Notch-1 inhibition leads to upregulation of nicotinic α4- and α6-receptor subunits in human Müller glia with stem cell characteristics (hMGSCs). A: Exemplary images show mRNA expression of nicotinic acetylcholine receptors (nAChR) α1–4, 6, and 7 in hMGSCs under control conditions, after differentiation with basement membrane protein (BMP) and basic fibroblast growth factor-2 (FGF2) alone or after addition of N-[N-(3,5-Difluorophenacetyl)-L-alanyl]-S-phenylglycin t-butyl ester (DAPT; left panel). Following differentiation of hMGSCs with the Notch-1 inhibitors BMP, FGF2, and DAPT (red bars), mRNA expression of the α4 and α6 nicotinic acetylcholine receptors (nAChR) subunits was significantly upregulated in comparison to untreated cells (control, black bars) or after treatment with BMP and FGF2 alone (blue bars), as shown by reverse transcription PCR (RT-PCR; *p<0.05, n=6, right panel). B: Immunohistochemical staining showed an increase in protein expression of the α4 and α6 nicotinic AChR subunits (green) with concomitant upregulation of THY1 by hMGSCs treated with BMP, FGF2, and DAPT, in comparison to control (40× magnification).

Figure 6

Increased cytosolic calcium ([Ca²⁺]_i ) in response to nicotinic receptor activation is greatly attenuated by methyllycaconitine, but not α-conotoxin MII in retinal ganglion cell (RGC)-committed precursors.
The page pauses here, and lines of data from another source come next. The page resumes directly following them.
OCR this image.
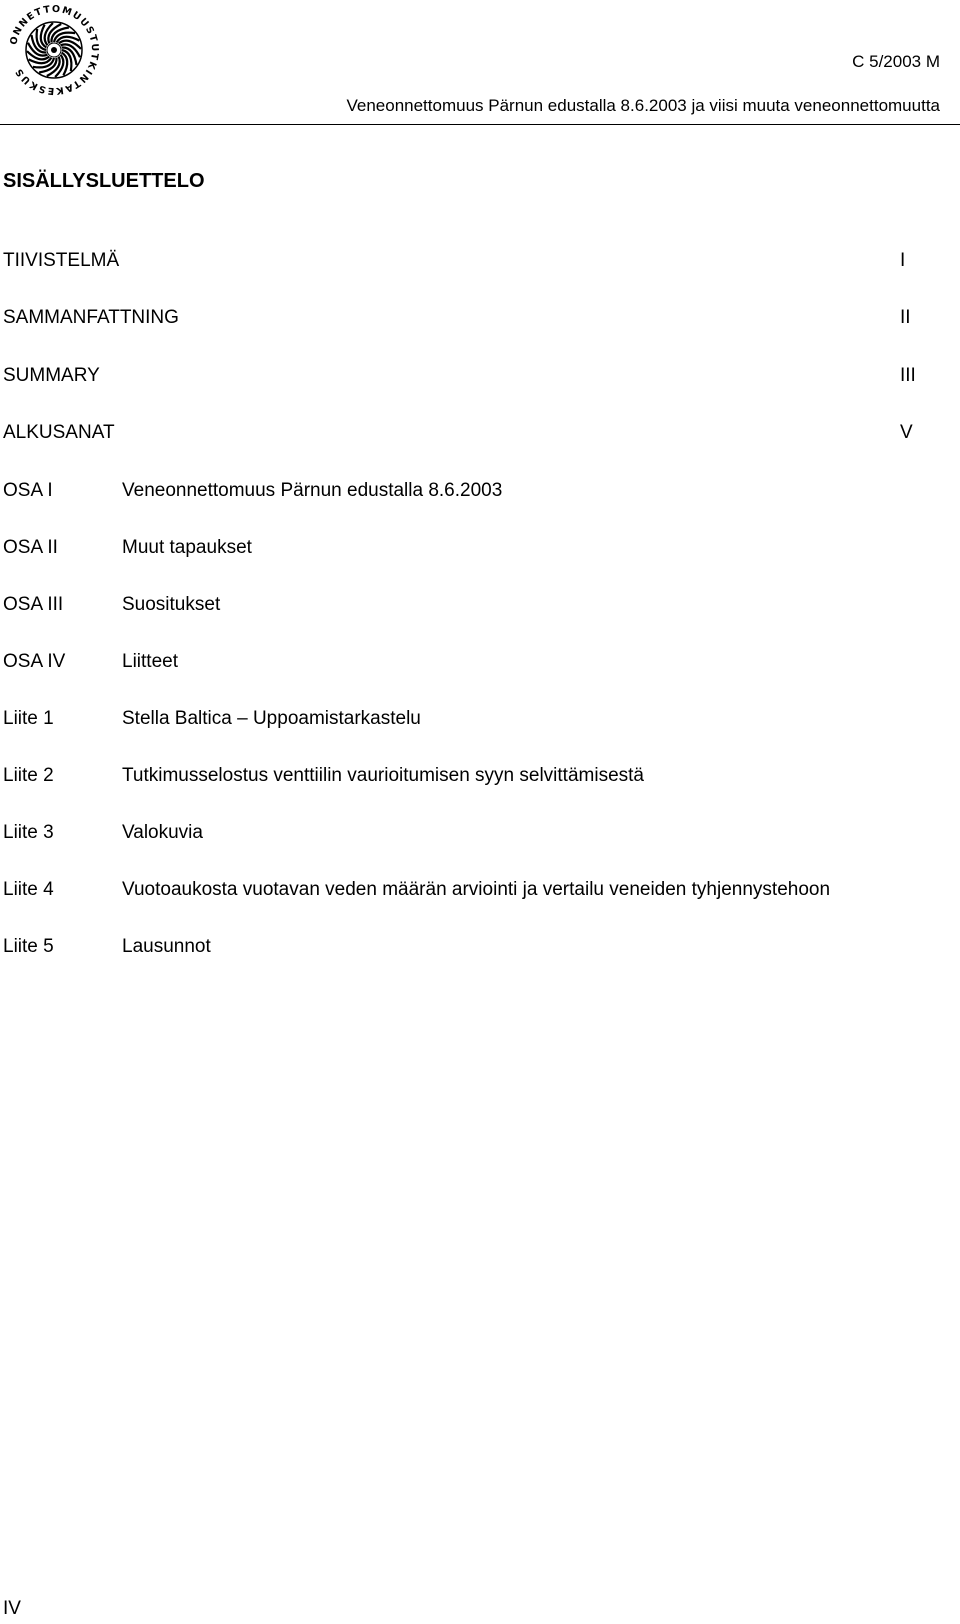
ONNETTOMUUSTUTKINTAKESKUS
C 5/2003 M
Veneonnettomuus Pärnun edustalla 8.6.2003 ja viisi muuta veneonnettomuutta
SISÄLLYSLUETTELO
TIIVISTELMÄ	I
SAMMANFATTNING	II
SUMMARY	III
ALKUSANAT	V
OSA I	Veneonnettomuus Pärnun edustalla 8.6.2003
OSA II	Muut tapaukset
OSA III	Suositukset
OSA IV	Liitteet
Liite 1	Stella Baltica – Uppoamistarkastelu
Liite 2	Tutkimusselostus venttiilin vaurioitumisen syyn selvittämisestä
Liite 3	Valokuvia
Liite 4	Vuotoaukosta vuotavan veden määrän arviointi ja vertailu veneiden tyhjennystehoon
Liite 5	Lausunnot
IV
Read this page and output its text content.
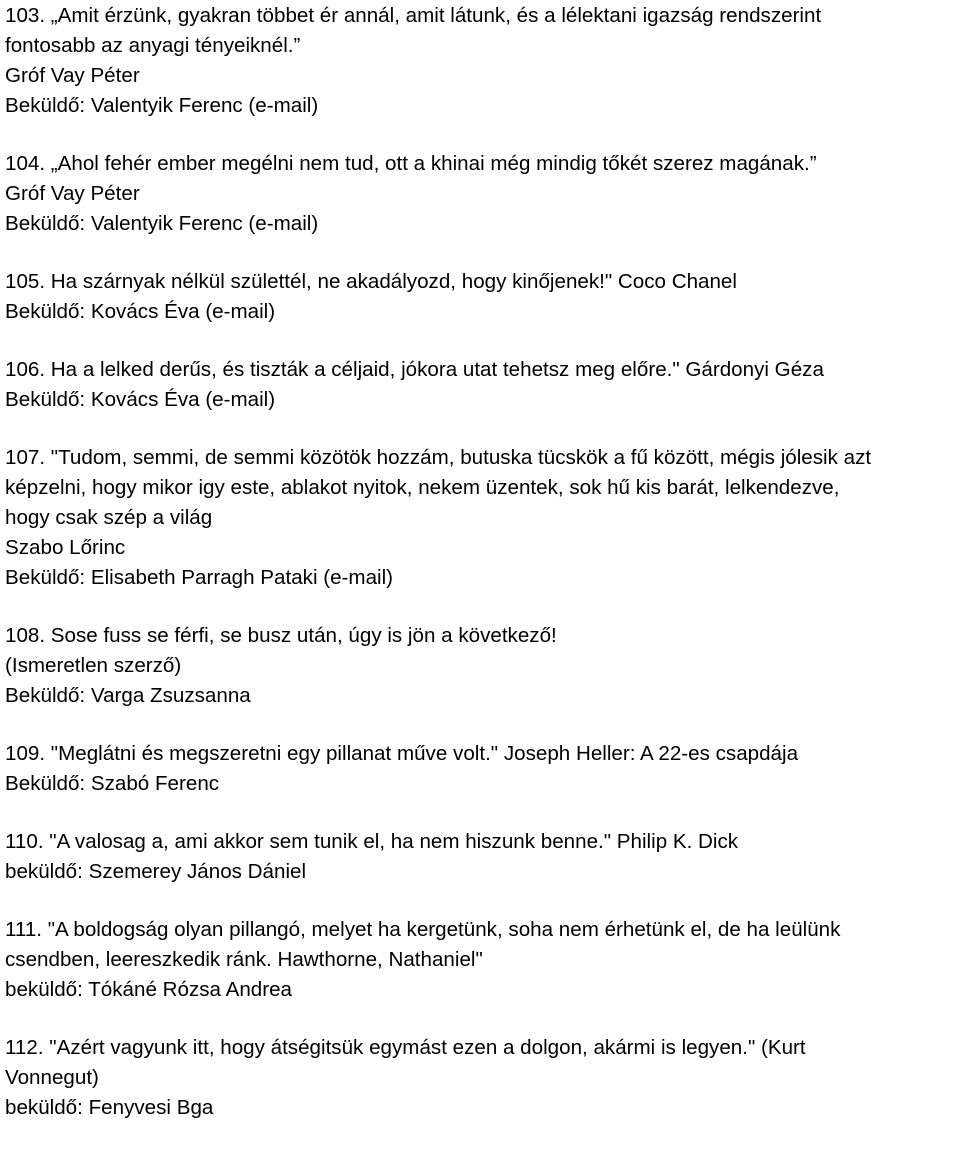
103. „Amit érzünk, gyakran többet ér annál, amit látunk, és a lélektani igazság rendszerint
fontosabb az anyagi tényeiknél.”
Gróf Vay Péter
Beküldő: Valentyik Ferenc (e-mail)
104. „Ahol fehér ember megélni nem tud, ott a khinai még mindig tőkét szerez magának.”
Gróf Vay Péter
Beküldő: Valentyik Ferenc (e-mail)
105. Ha szárnyak nélkül születtél, ne akadályozd, hogy kinőjenek!" Coco Chanel
Beküldő: Kovács Éva (e-mail)
106. Ha a lelked derűs, és tiszták a céljaid, jókora utat tehetsz meg előre." Gárdonyi Géza
Beküldő: Kovács Éva (e-mail)
107. "Tudom, semmi, de semmi közötök hozzám, butuska tücskök a fű között, mégis jólesik azt
képzelni, hogy mikor igy este, ablakot nyitok, nekem üzentek, sok hű kis barát, lelkendezve,
hogy csak szép a világ
Szabo Lőrinc
Beküldő: Elisabeth Parragh Pataki (e-mail)
108. Sose fuss se férfi, se busz után, úgy is jön a következő!
(Ismeretlen szerző)
Beküldő: Varga Zsuzsanna
109. "Meglátni és megszeretni egy pillanat műve volt." Joseph Heller: A 22-es csapdája
Beküldő: Szabó Ferenc
110. "A valosag a, ami akkor sem tunik el, ha nem hiszunk benne." Philip K. Dick
beküldő: Szemerey János Dániel
111. "A boldogság olyan pillangó, melyet ha kergetünk, soha nem érhetünk el, de ha leülünk
csendben, leereszkedik ránk. Hawthorne, Nathaniel"
beküldő: Tókáné Rózsa Andrea
112. "Azért vagyunk itt, hogy átségitsük egymást ezen a dolgon, akármi is legyen." (Kurt
Vonnegut)
beküldő: Fenyvesi Bga
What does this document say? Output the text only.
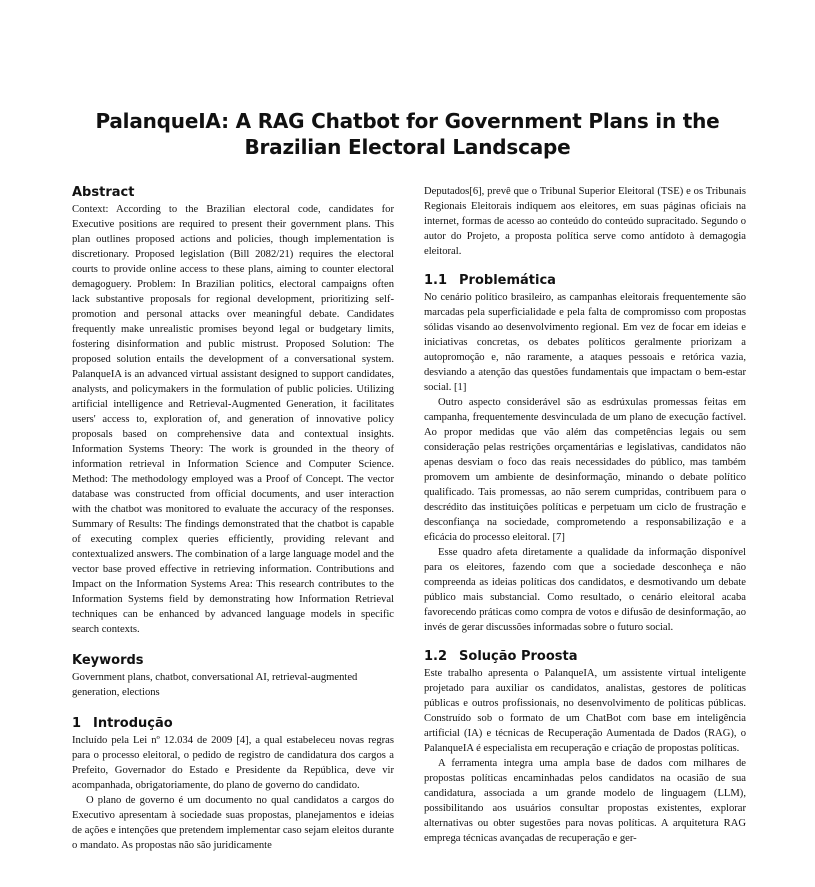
PalanqueIA: A RAG Chatbot for Government Plans in the
Brazilian Electoral Landscape
Abstract

Context: According to the Brazilian electoral code, candidates for Executive positions are required to present their government plans. This plan outlines proposed actions and policies, though implementation is discretionary. Proposed legislation (Bill 2082/21) requires the electoral courts to provide online access to these plans, aiming to counter electoral demagoguery. Problem: In Brazilian politics, electoral campaigns often lack substantive proposals for regional development, prioritizing self-promotion and personal attacks over meaningful debate. Candidates frequently make unrealistic promises beyond legal or budgetary limits, fostering disinformation and public mistrust. Proposed Solution: The proposed solution entails the development of a conversational system. PalanqueIA is an advanced virtual assistant designed to support candidates, analysts, and policymakers in the formulation of public policies. Utilizing artificial intelligence and Retrieval-Augmented Generation, it facilitates users' access to, exploration of, and generation of innovative policy proposals based on comprehensive data and contextual insights. Information Systems Theory: The work is grounded in the theory of information retrieval in Information Science and Computer Science. Method: The methodology employed was a Proof of Concept. The vector database was constructed from official documents, and user interaction with the chatbot was monitored to evaluate the accuracy of the responses. Summary of Results: The findings demonstrated that the chatbot is capable of executing complex queries efficiently, providing relevant and contextualized answers. The combination of a large language model and the vector base proved effective in retrieving information. Contributions and Impact on the Information Systems Area: This research contributes to the Information Systems field by demonstrating how Information Retrieval techniques can be enhanced by advanced language models in specific search contexts.

Keywords

Government plans, chatbot, conversational AI, retrieval-augmented generation, elections

1 Introdução

Incluído pela Lei nº 12.034 de 2009 [4], a qual estabeleceu novas regras para o processo eleitoral, o pedido de registro de candidatura dos cargos a Prefeito, Governador do Estado e Presidente da República, deve vir acompanhada, obrigatoriamente, do plano de governo do candidato.

O plano de governo é um documento no qual candidatos a cargos do Executivo apresentam à sociedade suas propostas, planejamentos e ideias de ações e intenções que pretendem implementar caso sejam eleitos durante o mandato. As propostas não são juridicamente

Deputados[6], prevê que o Tribunal Superior Eleitoral (TSE) e os Tribunais Regionais Eleitorais indiquem aos eleitores, em suas páginas oficiais na internet, formas de acesso ao conteúdo do conteúdo supracitado. Segundo o autor do Projeto, a proposta política serve como antídoto à demagogia eleitoral.

1.1 Problemática

No cenário político brasileiro, as campanhas eleitorais frequentemente são marcadas pela superficialidade e pela falta de compromisso com propostas sólidas visando ao desenvolvimento regional. Em vez de focar em ideias e iniciativas concretas, os debates políticos geralmente priorizam a autopromoção e, não raramente, a ataques pessoais e retórica vazia, desviando a atenção das questões fundamentais que impactam o bem-estar social. [1]

Outro aspecto considerável são as esdrúxulas promessas feitas em campanha, frequentemente desvinculada de um plano de execução factível. Ao propor medidas que vão além das competências legais ou sem consideração pelas restrições orçamentárias e legislativas, candidatos não apenas desviam o foco das reais necessidades do público, mas também promovem um ambiente de desinformação, minando o debate político qualificado. Tais promessas, ao não serem cumpridas, contribuem para o descrédito das instituições políticas e perpetuam um ciclo de frustração e desconfiança na sociedade, comprometendo a responsabilização e a eficácia do processo eleitoral. [7]

Esse quadro afeta diretamente a qualidade da informação disponível para os eleitores, fazendo com que a sociedade desconheça e não compreenda as ideias políticas dos candidatos, e desmotivando um debate público mais substancial. Como resultado, o cenário eleitoral acaba favorecendo práticas como compra de votos e difusão de desinformação, ao invés de gerar discussões informadas sobre o futuro social.

1.2 Solução Proosta

Este trabalho apresenta o PalanqueIA, um assistente virtual inteligente projetado para auxiliar os candidatos, analistas, gestores de políticas públicas e outros profissionais, no desenvolvimento de políticas públicas. Construído sob o formato de um ChatBot com base em inteligência artificial (IA) e técnicas de Recuperação Aumentada de Dados (RAG), o PalanqueIA é especialista em recuperação e criação de propostas políticas.

A ferramenta integra uma ampla base de dados com milhares de propostas políticas encaminhadas pelos candidatos na ocasião de sua candidatura, associada a um grande modelo de linguagem (LLM), possibilitando aos usuários consultar propostas existentes, explorar alternativas ou obter sugestões para novas políticas. A arquitetura RAG emprega técnicas avançadas de recuperação e ger-
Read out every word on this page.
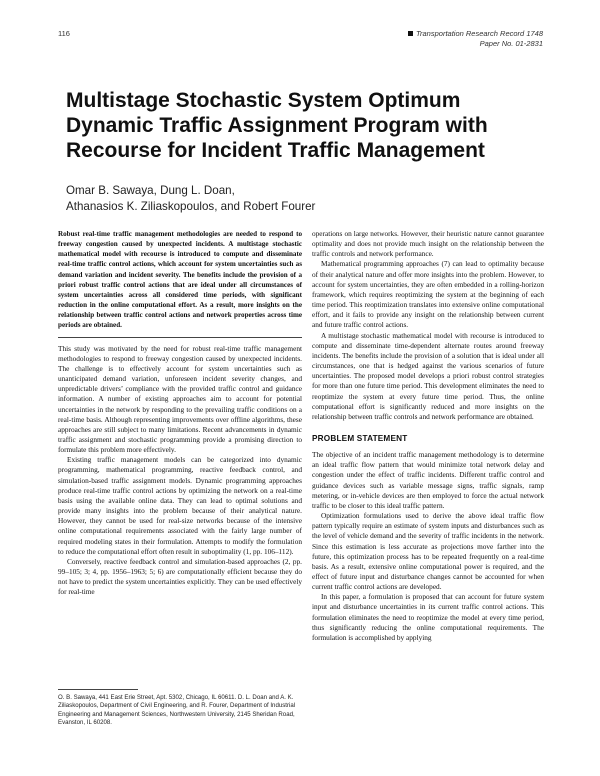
116	Transportation Research Record 1748
Paper No. 01-2831
Multistage Stochastic System Optimum
Dynamic Traffic Assignment Program with
Recourse for Incident Traffic Management
Omar B. Sawaya, Dung L. Doan,
Athanasios K. Ziliaskopoulos, and Robert Fourer

Robust real-time traffic management methodologies are needed to respond to freeway congestion caused by unexpected incidents. A multistage stochastic mathematical model with recourse is introduced to compute and disseminate real-time traffic control actions, which account for system uncertainties such as demand variation and incident severity. The benefits include the provision of a priori robust traffic control actions that are ideal under all circumstances of system uncertainties across all considered time periods, with significant reduction in the online computational effort. As a result, more insights on the relationship between traffic control actions and network properties across time periods are obtained.

This study was motivated by the need for robust real-time traffic management methodologies to respond to freeway congestion caused by unexpected incidents. The challenge is to effectively account for system uncertainties such as unanticipated demand variation, unforeseen incident severity changes, and unpredictable drivers’ compliance with the provided traffic control and guidance information. A number of existing approaches aim to account for potential uncertainties in the network by responding to the prevailing traffic conditions on a real-time basis. Although representing improvements over offline algorithms, these approaches are still subject to many limitations. Recent advancements in dynamic traffic assignment and stochastic programming provide a promising direction to formulate this problem more effectively.

Existing traffic management models can be categorized into dynamic programming, mathematical programming, reactive feedback control, and simulation-based traffic assignment models. Dynamic programming approaches produce real-time traffic control actions by optimizing the network on a real-time basis using the available online data. They can lead to optimal solutions and provide many insights into the problem because of their analytical nature. However, they cannot be used for real-size networks because of the intensive online computational requirements associated with the fairly large number of required modeling states in their formulation. Attempts to modify the formulation to reduce the computational effort often result in suboptimality (1, pp. 106–112).

Conversely, reactive feedback control and simulation-based approaches (2, pp. 99–105; 3; 4, pp. 1956–1963; 5; 6) are computationally efficient because they do not have to predict the system uncertainties explicitly. They can be used effectively for real-time

operations on large networks. However, their heuristic nature cannot guarantee optimality and does not provide much insight on the relationship between the traffic controls and network performance.

Mathematical programming approaches (7) can lead to optimality because of their analytical nature and offer more insights into the problem. However, to account for system uncertainties, they are often embedded in a rolling-horizon framework, which requires reoptimizing the system at the beginning of each time period. This reoptimization translates into extensive online computational effort, and it fails to provide any insight on the relationship between current and future traffic control actions.

A multistage stochastic mathematical model with recourse is introduced to compute and disseminate time-dependent alternate routes around freeway incidents. The benefits include the provision of a solution that is ideal under all circumstances, one that is hedged against the various scenarios of future uncertainties. The proposed model develops a priori robust control strategies for more than one future time period. This development eliminates the need to reoptimize the system at every future time period. Thus, the online computational effort is significantly reduced and more insights on the relationship between traffic controls and network performance are obtained.

PROBLEM STATEMENT

The objective of an incident traffic management methodology is to determine an ideal traffic flow pattern that would minimize total network delay and congestion under the effect of traffic incidents. Different traffic control and guidance devices such as variable message signs, traffic signals, ramp metering, or in-vehicle devices are then employed to force the actual network traffic to be closer to this ideal traffic pattern.

Optimization formulations used to derive the above ideal traffic flow pattern typically require an estimate of system inputs and disturbances such as the level of vehicle demand and the severity of traffic incidents in the network. Since this estimation is less accurate as projections move farther into the future, this optimization process has to be repeated frequently on a real-time basis. As a result, extensive online computational power is required, and the effect of future input and disturbance changes cannot be accounted for when current traffic control actions are developed.

In this paper, a formulation is proposed that can account for future system input and disturbance uncertainties in its current traffic control actions. This formulation eliminates the need to reoptimize the model at every time period, thus significantly reducing the online computational requirements. The formulation is accomplished by applying

O. B. Sawaya, 441 East Erie Street, Apt. 5302, Chicago, IL 60611. D. L. Doan and A. K. Ziliaskopoulos, Department of Civil Engineering, and R. Fourer, Department of Industrial Engineering and Management Sciences, Northwestern University, 2145 Sheridan Road, Evanston, IL 60208.
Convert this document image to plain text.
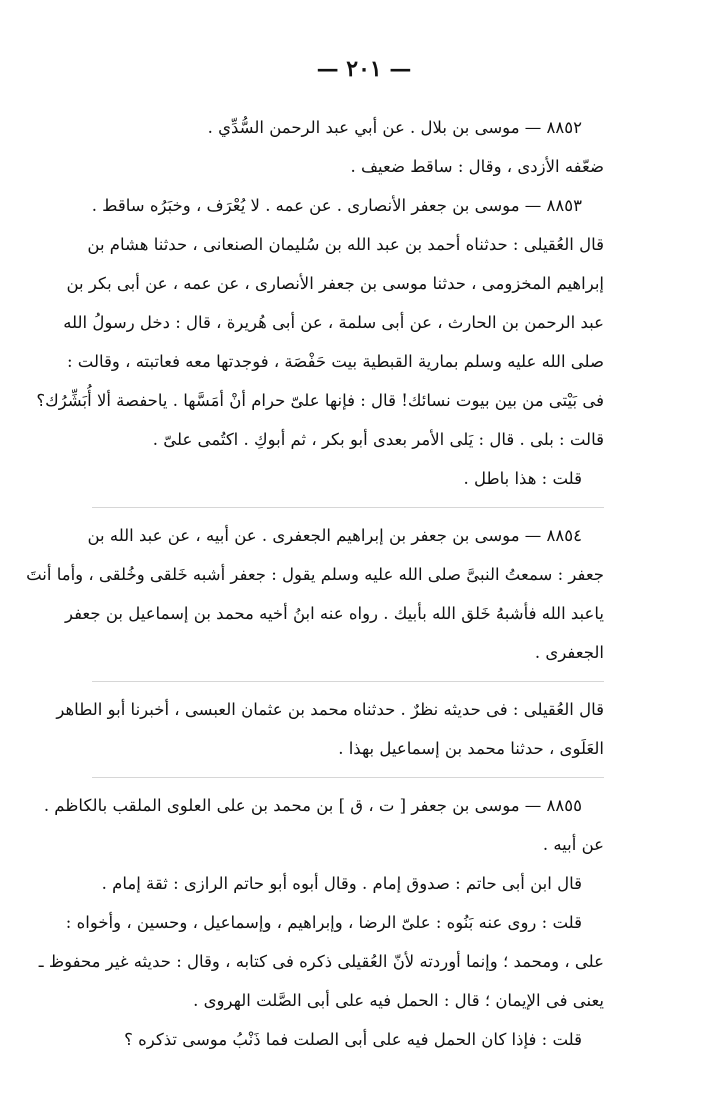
— ٢٠١ —
٨٨٥٢ — موسى بن بلال . عن أبي عبد الرحمن السُّدِّي .
ضعّفه الأزدى ، وقال : ساقط ضعيف .
٨٨٥٣ — موسى بن جعفر الأنصارى . عن عمه . لا يُعْرَف ، وخبَرُه ساقط .
قال العُقيلى : حدثناه أحمد بن عبد الله بن سُليمان الصنعانى ، حدثنا هشام بن
إبراهيم المخزومى ، حدثنا موسى بن جعفر الأنصارى ، عن عمه ، عن أبى بكر بن
عبد الرحمن بن الحارث ، عن أبى سلمة ، عن أبى هُريرة ، قال : دخل رسولُ الله
صلى الله عليه وسلم بمارية القبطية بيت حَفْصَة ، فوجدتها معه فعاتبته ، وقالت :
فى بَيْتى من بين بيوت نسائك! قال : فإنها علىّ حرام أنْ أمَسَّها . ياحفصة ألا أُبَشِّرُك؟
قالت : بلى . قال : يَلى الأمر بعدى أبو بكر ، ثم أبوكِ . اكتُمى علىّ .
قلت : هذا باطل .
٨٨٥٤ — موسى بن جعفر بن إبراهيم الجعفرى . عن أبيه ، عن عبد الله بن
جعفر : سمعتُ النبىَّ صلى الله عليه وسلم يقول : جعفر أشبه خَلقى وخُلقى ، وأما أنتَ
ياعبد الله فأشبهُ خَلق الله بأبيك . رواه عنه ابنُ أخيه محمد بن إسماعيل بن جعفر
الجعفرى .
قال العُقيلى : فى حديثه نظرٌ . حدثناه محمد بن عثمان العبسى ، أخبرنا أبو الطاهر
العَلَوى ، حدثنا محمد بن إسماعيل بهذا .
٨٨٥٥ — موسى بن جعفر [ ت ، ق ] بن محمد بن على العلوى الملقب بالكاظم .
عن أبيه .
قال ابن أبى حاتم : صدوق إمام . وقال أبوه أبو حاتم الرازى : ثقة إمام .
قلت : روى عنه بَنُوه : علىّ الرضا ، وإبراهيم ، وإسماعيل ، وحسين ، وأخواه :
على ، ومحمد ؛ وإنما أوردته لأنّ العُقيلى ذكره فى كتابه ، وقال : حديثه غير محفوظ ـ
يعنى فى الإيمان ؛ قال : الحمل فيه على أبى الصَّلت الهروى .
قلت : فإذا كان الحمل فيه على أبى الصلت فما ذَنْبُ موسى تذكره ؟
The effect of pharmacological inhibition of the α4β2 and α6β2 nicotinic acetylcholine receptors (AChRs) with methyllycaconitine (MLA, 100 nmoles/l) and of the α3β2 nicotinic AChR with α-conotoxin MII (α-CT, 100 nmoles/l) on the rise in [Ca²⁺]_i triggered by nicotine (2 mM) was assessed. A: Methyllycaconitine caused a substantial reduction in the [Ca²⁺]_i rise (n=99 cells from 3 experiments) in comparison to stimulation with nicotine alone (n=113 cells from 3 experiments , ***p<0.001). B: α-conotoxin MII did not significantly affect the rise in [Ca²⁺]_i after stimulation with nicotine (n=254 cells from 4 experiments) in comparison to stimulation with nicotine alone (n=290 cells from 4 experiments).